Cassandra’s Venture

I ventured into Astoria several times to collect photographs, each time yearning for better lighting conditions, but alas, spring showers got the better of me each time. However, regardless of the dreary gray of the sky, the mix of colors and diversity of the neighborhood was unmistakable and stood out, a plethora of different awnings and skin colors dotting the street like an ethnic rainbow. When Nick and I first exited the train station, I was overwhelmed by the smells of food from several different restaurants, which, like the people, were mixing, but not quite blending together as they wafted through the rainy air.

As we made our way several blocks down Broadway, we walked past Irish bars with names like McLoughlin’s, Italian restaurants and pizzerias, several Middle Eastern groceries, a Colombian café, and even a Cuban-Chinese fusion restaurant. Astoria was a perfect mosaic of ethnicity, with stores from cultures originally thousands of miles apart sitting literally right next to each other along the street.
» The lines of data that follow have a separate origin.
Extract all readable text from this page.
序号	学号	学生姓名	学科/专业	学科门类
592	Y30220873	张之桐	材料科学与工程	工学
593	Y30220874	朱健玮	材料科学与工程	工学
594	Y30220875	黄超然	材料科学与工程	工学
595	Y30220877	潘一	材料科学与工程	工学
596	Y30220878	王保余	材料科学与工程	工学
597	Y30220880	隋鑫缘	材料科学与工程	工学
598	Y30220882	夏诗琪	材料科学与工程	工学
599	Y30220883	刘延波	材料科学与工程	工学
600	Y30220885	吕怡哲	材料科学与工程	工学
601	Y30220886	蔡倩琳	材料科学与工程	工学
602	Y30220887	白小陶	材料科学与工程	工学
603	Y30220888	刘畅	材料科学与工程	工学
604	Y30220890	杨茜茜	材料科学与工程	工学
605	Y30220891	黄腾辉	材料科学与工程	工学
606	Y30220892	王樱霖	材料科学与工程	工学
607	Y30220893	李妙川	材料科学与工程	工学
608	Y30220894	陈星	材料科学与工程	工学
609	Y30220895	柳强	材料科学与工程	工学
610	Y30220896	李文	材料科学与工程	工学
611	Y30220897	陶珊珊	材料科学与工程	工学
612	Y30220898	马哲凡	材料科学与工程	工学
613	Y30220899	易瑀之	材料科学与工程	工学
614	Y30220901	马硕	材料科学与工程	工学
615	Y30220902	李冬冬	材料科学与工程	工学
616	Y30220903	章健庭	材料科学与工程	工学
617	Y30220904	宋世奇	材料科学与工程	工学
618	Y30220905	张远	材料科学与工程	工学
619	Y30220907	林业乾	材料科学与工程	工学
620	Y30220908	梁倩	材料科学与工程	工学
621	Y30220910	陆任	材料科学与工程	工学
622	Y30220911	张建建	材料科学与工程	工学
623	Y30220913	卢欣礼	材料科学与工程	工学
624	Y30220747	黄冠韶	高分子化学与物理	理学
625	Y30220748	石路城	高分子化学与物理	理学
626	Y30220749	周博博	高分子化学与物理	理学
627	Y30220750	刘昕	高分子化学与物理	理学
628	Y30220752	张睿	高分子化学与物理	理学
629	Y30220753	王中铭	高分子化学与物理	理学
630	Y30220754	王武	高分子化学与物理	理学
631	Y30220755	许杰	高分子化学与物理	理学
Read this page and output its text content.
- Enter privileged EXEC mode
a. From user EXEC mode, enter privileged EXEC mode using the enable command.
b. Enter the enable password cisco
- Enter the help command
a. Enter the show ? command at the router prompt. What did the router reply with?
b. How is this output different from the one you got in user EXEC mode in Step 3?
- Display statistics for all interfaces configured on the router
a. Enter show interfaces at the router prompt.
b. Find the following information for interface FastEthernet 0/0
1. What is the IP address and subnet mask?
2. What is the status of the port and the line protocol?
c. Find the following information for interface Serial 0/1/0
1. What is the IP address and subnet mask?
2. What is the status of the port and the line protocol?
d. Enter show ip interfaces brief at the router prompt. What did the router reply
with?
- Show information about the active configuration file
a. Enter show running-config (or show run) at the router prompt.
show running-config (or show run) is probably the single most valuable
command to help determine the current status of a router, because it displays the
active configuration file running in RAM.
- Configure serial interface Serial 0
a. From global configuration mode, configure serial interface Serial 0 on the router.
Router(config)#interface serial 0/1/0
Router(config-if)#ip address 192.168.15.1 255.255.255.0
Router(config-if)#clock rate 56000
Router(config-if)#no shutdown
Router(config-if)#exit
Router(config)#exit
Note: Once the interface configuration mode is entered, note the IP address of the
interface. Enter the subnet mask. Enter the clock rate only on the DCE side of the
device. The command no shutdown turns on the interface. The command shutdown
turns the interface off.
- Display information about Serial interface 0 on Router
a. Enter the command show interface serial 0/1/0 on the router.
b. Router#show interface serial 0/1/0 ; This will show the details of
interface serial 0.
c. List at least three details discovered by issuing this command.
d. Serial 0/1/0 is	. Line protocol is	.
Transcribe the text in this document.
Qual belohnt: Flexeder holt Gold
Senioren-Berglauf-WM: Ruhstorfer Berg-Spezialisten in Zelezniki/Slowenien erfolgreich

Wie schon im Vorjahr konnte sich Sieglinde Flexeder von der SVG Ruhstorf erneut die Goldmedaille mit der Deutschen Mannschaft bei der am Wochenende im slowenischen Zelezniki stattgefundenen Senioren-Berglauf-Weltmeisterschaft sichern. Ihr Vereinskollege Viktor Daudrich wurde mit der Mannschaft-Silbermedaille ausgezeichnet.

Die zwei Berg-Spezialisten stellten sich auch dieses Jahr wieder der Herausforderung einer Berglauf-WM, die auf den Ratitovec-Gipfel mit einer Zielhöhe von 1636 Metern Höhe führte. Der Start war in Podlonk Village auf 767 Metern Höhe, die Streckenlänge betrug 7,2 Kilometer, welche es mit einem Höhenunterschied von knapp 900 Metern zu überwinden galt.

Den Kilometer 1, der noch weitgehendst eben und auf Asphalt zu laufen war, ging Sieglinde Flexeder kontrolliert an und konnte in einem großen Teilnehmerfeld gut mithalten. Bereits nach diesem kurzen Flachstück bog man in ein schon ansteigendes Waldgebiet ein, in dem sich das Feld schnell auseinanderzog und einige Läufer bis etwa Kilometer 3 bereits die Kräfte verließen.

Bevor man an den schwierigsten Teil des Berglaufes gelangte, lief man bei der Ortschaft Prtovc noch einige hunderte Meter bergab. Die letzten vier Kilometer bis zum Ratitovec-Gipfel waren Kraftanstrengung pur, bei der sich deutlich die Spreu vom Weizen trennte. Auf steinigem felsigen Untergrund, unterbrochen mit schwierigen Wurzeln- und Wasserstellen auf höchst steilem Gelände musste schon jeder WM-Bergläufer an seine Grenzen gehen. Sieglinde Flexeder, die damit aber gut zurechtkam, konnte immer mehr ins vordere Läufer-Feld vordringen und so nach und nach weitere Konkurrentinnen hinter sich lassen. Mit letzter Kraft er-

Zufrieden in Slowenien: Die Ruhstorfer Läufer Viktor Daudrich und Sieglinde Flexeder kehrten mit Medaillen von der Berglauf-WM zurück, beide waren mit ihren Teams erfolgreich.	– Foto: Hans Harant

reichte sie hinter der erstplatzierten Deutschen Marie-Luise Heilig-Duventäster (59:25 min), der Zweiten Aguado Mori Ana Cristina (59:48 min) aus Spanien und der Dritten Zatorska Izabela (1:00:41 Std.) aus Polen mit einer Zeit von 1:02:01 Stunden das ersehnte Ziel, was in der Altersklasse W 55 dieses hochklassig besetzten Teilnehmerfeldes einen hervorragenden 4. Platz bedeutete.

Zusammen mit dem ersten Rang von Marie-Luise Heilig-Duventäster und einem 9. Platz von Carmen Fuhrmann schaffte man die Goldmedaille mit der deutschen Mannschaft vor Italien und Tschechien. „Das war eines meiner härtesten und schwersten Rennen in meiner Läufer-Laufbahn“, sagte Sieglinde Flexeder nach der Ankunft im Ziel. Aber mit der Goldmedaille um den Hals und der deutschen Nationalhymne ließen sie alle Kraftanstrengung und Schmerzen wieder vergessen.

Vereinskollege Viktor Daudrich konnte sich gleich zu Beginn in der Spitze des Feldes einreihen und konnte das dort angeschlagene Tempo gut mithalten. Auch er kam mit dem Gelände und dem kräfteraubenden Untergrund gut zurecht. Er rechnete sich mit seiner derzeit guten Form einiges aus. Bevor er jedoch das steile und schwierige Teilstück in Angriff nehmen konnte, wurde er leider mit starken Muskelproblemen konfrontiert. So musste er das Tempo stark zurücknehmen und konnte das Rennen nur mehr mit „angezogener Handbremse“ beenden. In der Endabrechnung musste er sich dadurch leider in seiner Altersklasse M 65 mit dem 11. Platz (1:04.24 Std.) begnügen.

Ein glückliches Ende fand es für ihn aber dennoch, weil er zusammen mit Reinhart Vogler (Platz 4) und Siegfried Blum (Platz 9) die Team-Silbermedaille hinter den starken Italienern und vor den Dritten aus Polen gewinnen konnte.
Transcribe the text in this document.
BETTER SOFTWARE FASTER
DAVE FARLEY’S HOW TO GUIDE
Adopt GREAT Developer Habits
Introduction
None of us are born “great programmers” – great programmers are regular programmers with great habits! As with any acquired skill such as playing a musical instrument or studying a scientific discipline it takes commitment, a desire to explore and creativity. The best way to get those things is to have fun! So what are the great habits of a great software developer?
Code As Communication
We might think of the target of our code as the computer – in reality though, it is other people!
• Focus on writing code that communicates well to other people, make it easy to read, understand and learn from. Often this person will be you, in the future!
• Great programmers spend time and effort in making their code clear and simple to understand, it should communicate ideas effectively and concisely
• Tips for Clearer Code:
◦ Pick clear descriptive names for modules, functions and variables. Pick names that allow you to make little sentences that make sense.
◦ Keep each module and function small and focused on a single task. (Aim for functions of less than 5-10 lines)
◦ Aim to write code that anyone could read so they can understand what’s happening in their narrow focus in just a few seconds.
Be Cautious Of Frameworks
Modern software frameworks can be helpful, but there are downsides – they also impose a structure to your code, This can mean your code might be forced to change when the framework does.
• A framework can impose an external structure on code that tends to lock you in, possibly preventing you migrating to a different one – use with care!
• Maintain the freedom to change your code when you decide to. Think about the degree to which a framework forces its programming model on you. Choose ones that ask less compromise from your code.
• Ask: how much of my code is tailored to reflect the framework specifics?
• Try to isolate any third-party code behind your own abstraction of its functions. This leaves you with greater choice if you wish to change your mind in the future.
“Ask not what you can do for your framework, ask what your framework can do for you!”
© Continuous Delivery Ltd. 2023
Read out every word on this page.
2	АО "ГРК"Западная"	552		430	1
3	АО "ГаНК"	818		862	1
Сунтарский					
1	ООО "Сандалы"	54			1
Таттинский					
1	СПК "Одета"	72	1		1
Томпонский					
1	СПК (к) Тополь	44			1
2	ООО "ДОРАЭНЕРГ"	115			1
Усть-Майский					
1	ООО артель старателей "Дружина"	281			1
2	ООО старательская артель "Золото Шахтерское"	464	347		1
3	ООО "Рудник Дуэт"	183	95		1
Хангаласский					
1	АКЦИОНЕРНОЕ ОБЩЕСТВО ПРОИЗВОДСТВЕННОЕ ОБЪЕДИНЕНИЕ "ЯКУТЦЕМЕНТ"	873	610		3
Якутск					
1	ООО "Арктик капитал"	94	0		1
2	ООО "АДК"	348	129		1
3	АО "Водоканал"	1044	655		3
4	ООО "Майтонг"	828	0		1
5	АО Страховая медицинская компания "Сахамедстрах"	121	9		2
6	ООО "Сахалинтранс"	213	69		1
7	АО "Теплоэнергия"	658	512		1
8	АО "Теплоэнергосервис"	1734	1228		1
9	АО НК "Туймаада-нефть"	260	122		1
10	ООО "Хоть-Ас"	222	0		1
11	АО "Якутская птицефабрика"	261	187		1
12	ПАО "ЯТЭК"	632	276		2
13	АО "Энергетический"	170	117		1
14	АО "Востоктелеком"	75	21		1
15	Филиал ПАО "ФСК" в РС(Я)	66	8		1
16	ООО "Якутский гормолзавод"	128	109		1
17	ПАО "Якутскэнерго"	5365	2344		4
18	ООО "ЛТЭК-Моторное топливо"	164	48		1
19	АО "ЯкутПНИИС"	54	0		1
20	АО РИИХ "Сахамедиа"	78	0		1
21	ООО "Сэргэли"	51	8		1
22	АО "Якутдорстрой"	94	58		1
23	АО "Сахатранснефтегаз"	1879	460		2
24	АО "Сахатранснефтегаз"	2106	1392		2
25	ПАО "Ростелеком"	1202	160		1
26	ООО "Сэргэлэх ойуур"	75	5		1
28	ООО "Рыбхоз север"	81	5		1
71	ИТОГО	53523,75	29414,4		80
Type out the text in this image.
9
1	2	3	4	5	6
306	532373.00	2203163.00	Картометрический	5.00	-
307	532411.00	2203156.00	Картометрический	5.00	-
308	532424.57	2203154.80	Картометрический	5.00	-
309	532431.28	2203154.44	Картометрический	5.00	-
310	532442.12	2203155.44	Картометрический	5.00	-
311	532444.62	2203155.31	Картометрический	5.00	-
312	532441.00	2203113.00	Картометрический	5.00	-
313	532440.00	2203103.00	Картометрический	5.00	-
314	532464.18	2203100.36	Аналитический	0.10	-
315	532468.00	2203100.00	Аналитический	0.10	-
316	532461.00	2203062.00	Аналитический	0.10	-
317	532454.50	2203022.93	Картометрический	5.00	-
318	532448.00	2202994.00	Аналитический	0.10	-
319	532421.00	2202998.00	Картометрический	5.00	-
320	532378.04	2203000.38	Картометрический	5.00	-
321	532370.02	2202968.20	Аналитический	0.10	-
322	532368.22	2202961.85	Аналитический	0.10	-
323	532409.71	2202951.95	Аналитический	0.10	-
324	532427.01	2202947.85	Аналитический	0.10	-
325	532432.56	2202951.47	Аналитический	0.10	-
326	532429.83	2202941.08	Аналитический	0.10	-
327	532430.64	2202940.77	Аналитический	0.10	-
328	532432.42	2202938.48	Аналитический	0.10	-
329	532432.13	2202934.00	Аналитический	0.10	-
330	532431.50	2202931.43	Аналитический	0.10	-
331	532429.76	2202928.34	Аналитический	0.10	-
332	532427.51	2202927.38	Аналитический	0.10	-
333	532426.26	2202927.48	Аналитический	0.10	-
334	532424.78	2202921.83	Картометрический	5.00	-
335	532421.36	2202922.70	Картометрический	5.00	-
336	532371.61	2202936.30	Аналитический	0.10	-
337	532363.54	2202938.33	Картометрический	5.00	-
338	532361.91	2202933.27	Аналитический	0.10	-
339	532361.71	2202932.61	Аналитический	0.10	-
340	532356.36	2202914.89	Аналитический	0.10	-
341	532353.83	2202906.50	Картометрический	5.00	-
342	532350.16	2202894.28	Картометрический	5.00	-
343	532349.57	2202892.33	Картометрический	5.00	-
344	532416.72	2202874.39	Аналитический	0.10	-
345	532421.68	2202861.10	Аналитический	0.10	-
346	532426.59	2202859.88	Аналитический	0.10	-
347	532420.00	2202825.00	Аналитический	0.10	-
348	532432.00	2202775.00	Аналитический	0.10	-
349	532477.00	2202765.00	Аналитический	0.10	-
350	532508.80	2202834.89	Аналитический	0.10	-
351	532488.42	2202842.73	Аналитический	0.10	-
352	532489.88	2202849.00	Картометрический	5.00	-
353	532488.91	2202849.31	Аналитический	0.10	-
On Broadway between 35th and 36th Streets, we found the Greater Astoria Historical Society housed on the fourth floor of a building shared with a funeral home and a florist. Staffed by a single employee, the historical society contained surprisingly little. There were no Astoria residents to interview, nor were there specific cultural references in any of the exhibits, but one collection of photographs in particular was intriguing. Called Then and Now, by Astoria’s own Gary Vollo, the series of pictures compared images of places in Astoria a century ago to those taken in the exact same places in 2009.  It was stunning how much the neighborhood had changed; roads had been paved, skyscrapers erected, and though the elevated train line had not changed, its use for public transportation was certainly a relatively recent development.

Gary Vollo’s own story was very similar to that of many immigrants who grew up in cultural hubs around New York City; he lived the majority of his life in Astoria, recalling fondly the Greek and Italian neighborhood of his childhood, but now, as a professor at CUNY Laguardia Community College, he has moved into Long Island to raise his own family. Upon his visits to Astoria, he is stunned at how rapidly it is changing. When taking the photographs for the Then and Now project, he realized that Astoria would never again be that same neighborhood of his childhood.

Nick and I then made our way down towards Steinway Street in search of the Steinway & Son’s piano factory.  Along the way, we saw a plethora of clothing, electronic, and 99-cent stores, each offering different products, from shelves lined from ceiling to floor with multi-colored hookah pipes, to boutiques offering clothing from Brazil, to neighboring Greek and Italian menswear stores. In terms of food and services, we particularly noted an increase in Middle Eastern hookah lounges and butchers advertising their Halal meat.

As we continued along Steinway, the stores slowly tapered off, becoming increasingly residential, and then industrial, as we walked. By the time we reached the Steinway & Son’s factory, we were completely surrounded by large industrial buildings, the majority of which, notably, were factories of family owned businesses. Ronzoni’s, Rienzi & Son’s, White Coffee Corporation, and Steinway & Son’s were all originally small, immigrant-run companies who moved into Queens for the cheap rent, but eventually flourished. Especially interesting was the fact that the Steinway Mansion was merely a block from the Steinway & Son’s factory. Nick and I marveled at the idea of walking out of your house and to your own factory only one block away. When we had the misfortune of not being able to interview anybody in the factories, we walked back towards the heart of Astoria to walk under the elevated train tracks on 31st Street.

Again, we passed Irish bars, Italian restaurants, and a plethora of Greek buildings, including massive churches and gleaming diners. The real estate and law offices sported typical Greek and Italian names. The new establishments were mostly of Latino origin; Brazilian shops were common, as well as stores which boasted Colombian and Mexican cuisines or clothing. We finally reached Rio Market on the corner of 31st Street and 36th Avenue, exhausted from our traipsing nearly five miles in the rain. Like so many of the stores we had passed through the day, the Rio Market is a piece of culture cut from another country and placed in a New York setting. The colors and smells overwhelmed the senses as soon as we walked through the doors, reminding me of when I had first gotten off the train hours before. Like New York itself, Astoria is a hodgepodge of people of many origins thrown together in one small space. When a neighborhood flourishes as Astoria has, it is because the immigrants and their descendants have learned to live with people of other countries and have borrowed from their cultures without losing their own.